Ara & Ari: Jawab Aku 2010 (Part 1)



Januari 2010
Hati lebih tahu ke mana seharusnya ia bermuara. Karena hati tak pandai berbohong, maka simaklah ia dengan takzim.
***
Hari ketiga di bulan Januari, yang susah diterka serupa suasana langit. Banyak yang ingin kukatakan, banyak yang ingin kuceritakan, banyak yang ingin kutanyakan padamu, sungguh. Namun, semuanya, menguap begitu saja ketika kamu sudah berada di depanku. Sehingga, kesunyian tak kan membiarkan hati menjadi diam. Pun malam yang tak bisa memeluk kantuk. Terus-menerus bergemuruh, bergejolak. Hati bertanya, “Seberapa kejam rindu sudah membunuhku, hah?”

Pagi ini, aku dikejutkan pada sebuah kenyataan. Ya, tanpa kusadari selama ini semua tertuju pada satu arah. Pada satu tempat. Laiknya gerimis yang diam-diam membuat kita basah. Seperti itu pula benih perasaan itu tumbuh. Bahwa kamu-lah dibalik semua tiap huruf yang terukir dalam puluhan puisiku. Pun cerita-cerita yang tertulis di ratusan lembar kertas. Hanya kamu yang ada di sana. Kamu tokoh utama di setiap ceritaku.

Benar, tanpa menyadarinya aku telah terjatuh, terjatuh cukup dalam. Mungkin jika ditelisik, sedari awal kamu telah mengambil ruang di hatiku. Tapi bodohnya, lidahku terus menyangkal, terus berdusta. Karena bagiku hal itu sesuatu yang tidak mungkin, mustahil, tidak masuk akal. Bagaimana mungkin bisa aku menyukaimu? Seseorang yang telah kuanggap teman yang paling dekat.  Biarlah rasa itu tetap tersimpan rapi di tempat terbaik. Hati.     

Agustus 2011
Aku menyukai gerimis seperti aku menyukaimu. Aku mencintai kata seperti aku mencintaimu. Aku berkasih dengan sunyi seperti aku berkasih denganmu. Aku memercayai bahwa Tuhan itu ada seperti aku memercayai bahwa rasa itu ada.
***
Rasa itu semakin tumbuh dan berkembang dengan baik tanpa dirawat. Bagaikan rumput liar di padang ilalang. Semua berjalan seperti biasa. Aku dan kamu menjalani hari yang biasa. Tak ada yang beda kecuali hatiku. Ya, tanganku selalu dingin setiap kali bertemu denganmu. Aku canggung juga nyaman di dekatmu. Jangan tanyakan bagaimana jantungku berdebar kencang.
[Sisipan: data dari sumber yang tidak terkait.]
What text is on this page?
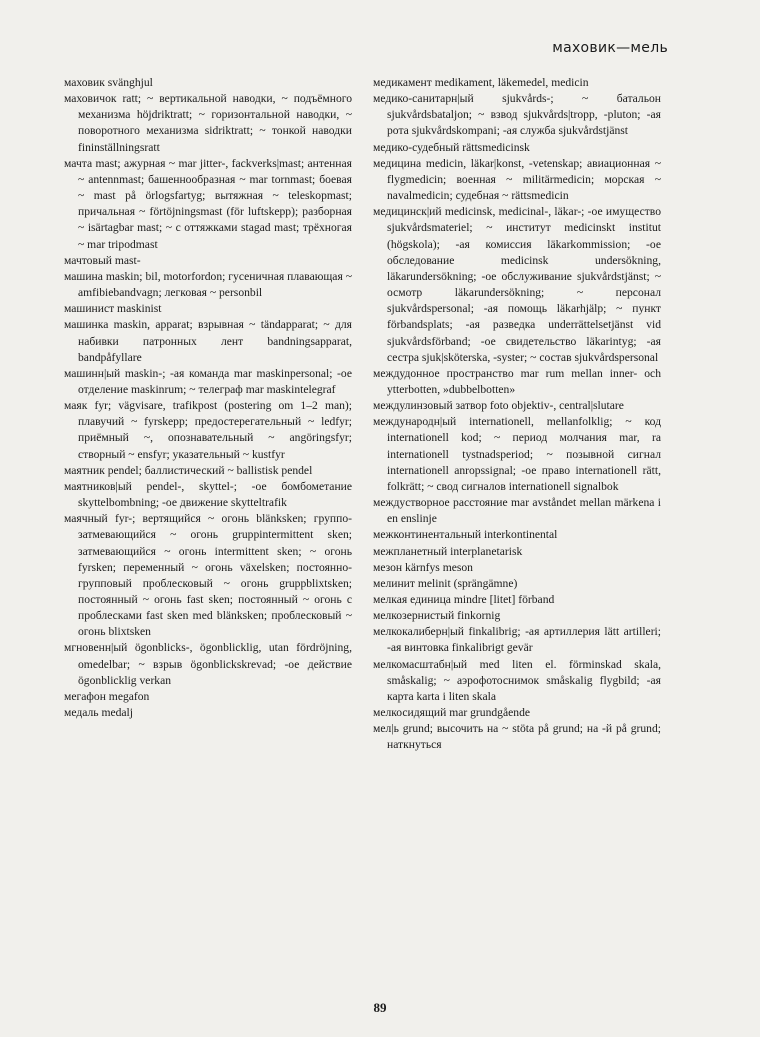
маховик—мель

маховик svänghjul

маховичок ratt; ~ вертикальной наводки, ~ подъёмного механизма höjdriktratt; ~ горизонтальной наводки, ~ поворотного механизма sidriktratt; ~ тонкой наводки fininställningsratt

мачта mast; ажурная ~ mar jitter-, fackverks|mast; антенная ~ antennmast; башеннообразная ~ mar tornmast; боевая ~ mast på örlogsfartyg; вытяжная ~ teleskopmast; причальная ~ förtöjningsmast (för luftskepp); разборная ~ isärtagbar mast; ~ с оттяжками stagad mast; трёхногая ~ mar tripodmast

мачтовый mast-

машина maskin; bil, motorfordon; гусеничная плавающая ~ amfibiebandvagn; легковая ~ personbil

машинист maskinist

машинка maskin, apparat; взрывная ~ tändapparat; ~ для набивки патронных лент bandningsapparat, bandpåfyllare

машинн|ый maskin-; -ая команда mar maskinpersonal; -ое отделение maskinrum; ~ телеграф mar maskintelegraf

маяк fyr; vägvisare, trafikpost (postering om 1–2 man); плавучий ~ fyrskepp; предостерегательный ~ ledfyr; приёмный ~, опознавательный ~ angöringsfyr; створный ~ ensfyr; указательный ~ kustfyr

маятник pendel; баллистический ~ ballistisk pendel

маятников|ый pendel-, skyttel-; -ое бомбометание skyttelbombning; -ое движение skytteltrafik

маячный fyr-; вертящийся ~ огонь blänksken; группо-затмевающийся ~ огонь gruppintermittent sken; затмевающийся ~ огонь intermittent sken; ~ огонь fyrsken; переменный ~ огонь växelsken; постоянно-групповый проблесковый ~ огонь gruppblixtsken; постоянный ~ огонь fast sken; постоянный ~ огонь с проблесками fast sken med blänksken; проблесковый ~ огонь blixtsken

мгновенн|ый ögonblicks-, ögonblicklig, utan fördröjning, omedelbar; ~ взрыв ögonblickskrevad; -ое действие ögonblicklig verkan

мегафон megafon

медаль medalj

медикамент medikament, läkemedel, medicin

медико-санитарн|ый sjukvårds-; ~ батальон sjukvårdsbataljon; ~ взвод sjukvårds|tropp, -pluton; -ая рота sjukvårdskompani; -ая служба sjukvårdstjänst

медико-судебный rättsmedicinsk

медицина medicin, läkar|konst, -vetenskap; авиационная ~ flygmedicin; военная ~ militärmedicin; морская ~ navalmedicin; судебная ~ rättsmedicin

медицинск|ий medicinsk, medicinal-, läkar-; -ое имущество sjukvårdsmateriel; ~ институт medicinskt institut (högskola); -ая комиссия läkarkommission; -ое обследование medicinsk undersökning, läkarundersökning; -ое обслуживание sjukvårdstjänst; ~ осмотр läkarundersökning; ~ персонал sjukvårdspersonal; -ая помощь läkarhjälp; ~ пункт förbandsplats; -ая разведка underrättelsetjänst vid sjukvårdsförband; -ое свидетельство läkarintyg; -ая сестра sjuk|sköterska, -syster; ~ состав sjukvårdspersonal

междудонное пространство mar rum mellan inner- och ytterbotten, »dubbelbotten»

междулинзовый затвор foto objektiv-, central|slutare

международн|ый internationell, mellanfolklig; ~ код internationell kod; ~ период молчания mar, ra internationell tystnadsperiod; ~ позывной сигнал internationell anropssignal; -ое право internationell rätt, folkrätt; ~ свод сигналов internationell signalbok

междустворное расстояние mar avståndet mellan märkena i en enslinje

межконтинентальный interkontinental

межпланетный interplanetarisk

мезон kärnfys meson

мелинит melinit (sprängämne)

мелкая единица mindre [litet] förband

мелкозернистый finkornig

мелкокалиберн|ый finkalibrig; -ая артиллерия lätt artilleri; -ая винтовка finkalibrigt gevär

мелкомасштабн|ый med liten el. förminskad skala, småskalig; ~ аэрофотоснимок småskalig flygbild; -ая карта karta i liten skala

мелкосидящий mar grundgående

мел|ь grund; высочить на ~ stöta på grund; на -й på grund; наткнуться

89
Mungkin jika ada alat pendekteksi pacu jantung, akan diperoleh angka di atas normal. Pipiku? Ah, kurasa sudah menyamai merahnya tomat. 

Walau tak pernah tersampaikan, mesti kamu tak pernah tahu.  Tapi, hati selalu tahu sebesar apa aku menyukaimu. Jadi, cukup hati yang berperan. Karena perasaan ini jauh lebih indah bila dimplentasikan dalam perbuatan daripada diucapkan tanpa berbuat apa-apa.  Kesimpulan konyol yang aku buat ini, entah sebagai keyakinan atau sekadar alibiku saja. Entahlah, terkadang semuanya  terlihat kabur.

Juni 2012
Mencintaimu dalam diam, bukan berarti aku tak pernah terluka. Sama seperti kebanyakan perempuan lain yang sedang bahagia, marah, kecewa, sedih dan cemburu pada pacarnya. Aku pun juga merasakan hal itu. Hmm, saat kamu sedang jatuh hati pada seseorang otomatis aku terluka parah. Namun sialnya aku justru menguatirkanmu. Kadang aku benci pada diriku sendiri. Apa aku yang membingungkan hati atau hati yang menipuku. Entahlah daya nalarku tak berfungsi sama sekali.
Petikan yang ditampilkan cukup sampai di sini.